Do Warny Polacy dotarli w niedzielę w godzinach nocnych. W poniedziałek zaplanowany mieli najpierw trening na siłowni, a później w hali. Na takich turniejach siatkarskich transfery z hotelu na mecze, treningi czy lotniska zapewnia organizator, chyba że ustalono inaczej, ale zwyczajowo FIVB powierza to zadanie właśnie organizatorom, w tym wypadku Bułgarom.

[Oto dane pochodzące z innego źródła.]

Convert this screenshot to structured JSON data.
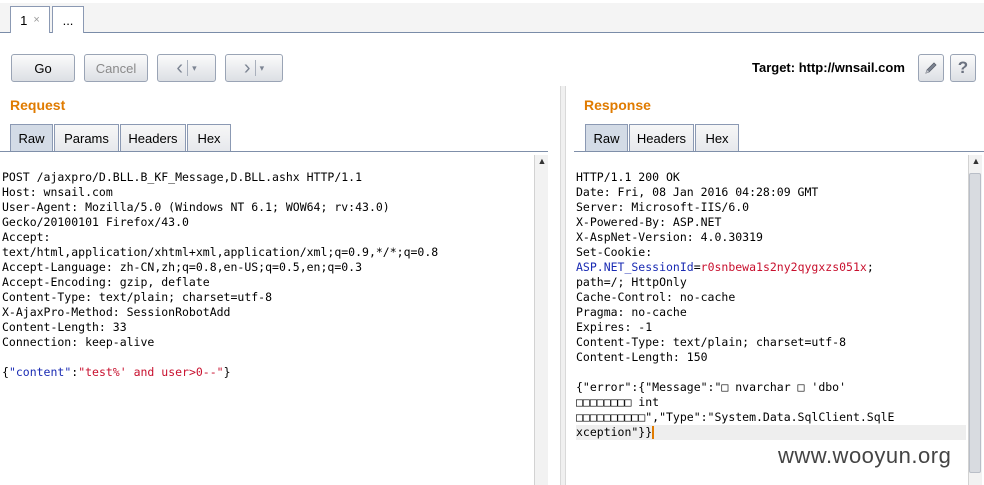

Tymczasem okazało się, że po porannej siłowni reprezentanci Polski musieli załatwić sobie transport do hotelu na własną rękę i ostatecznie wracali taksówkami.
O sytuacji poinformowano na Twitterze na koncie "Polska Siatkówka". "Ciekawe urozmaicenie ze strony organizatorów" - czytamy.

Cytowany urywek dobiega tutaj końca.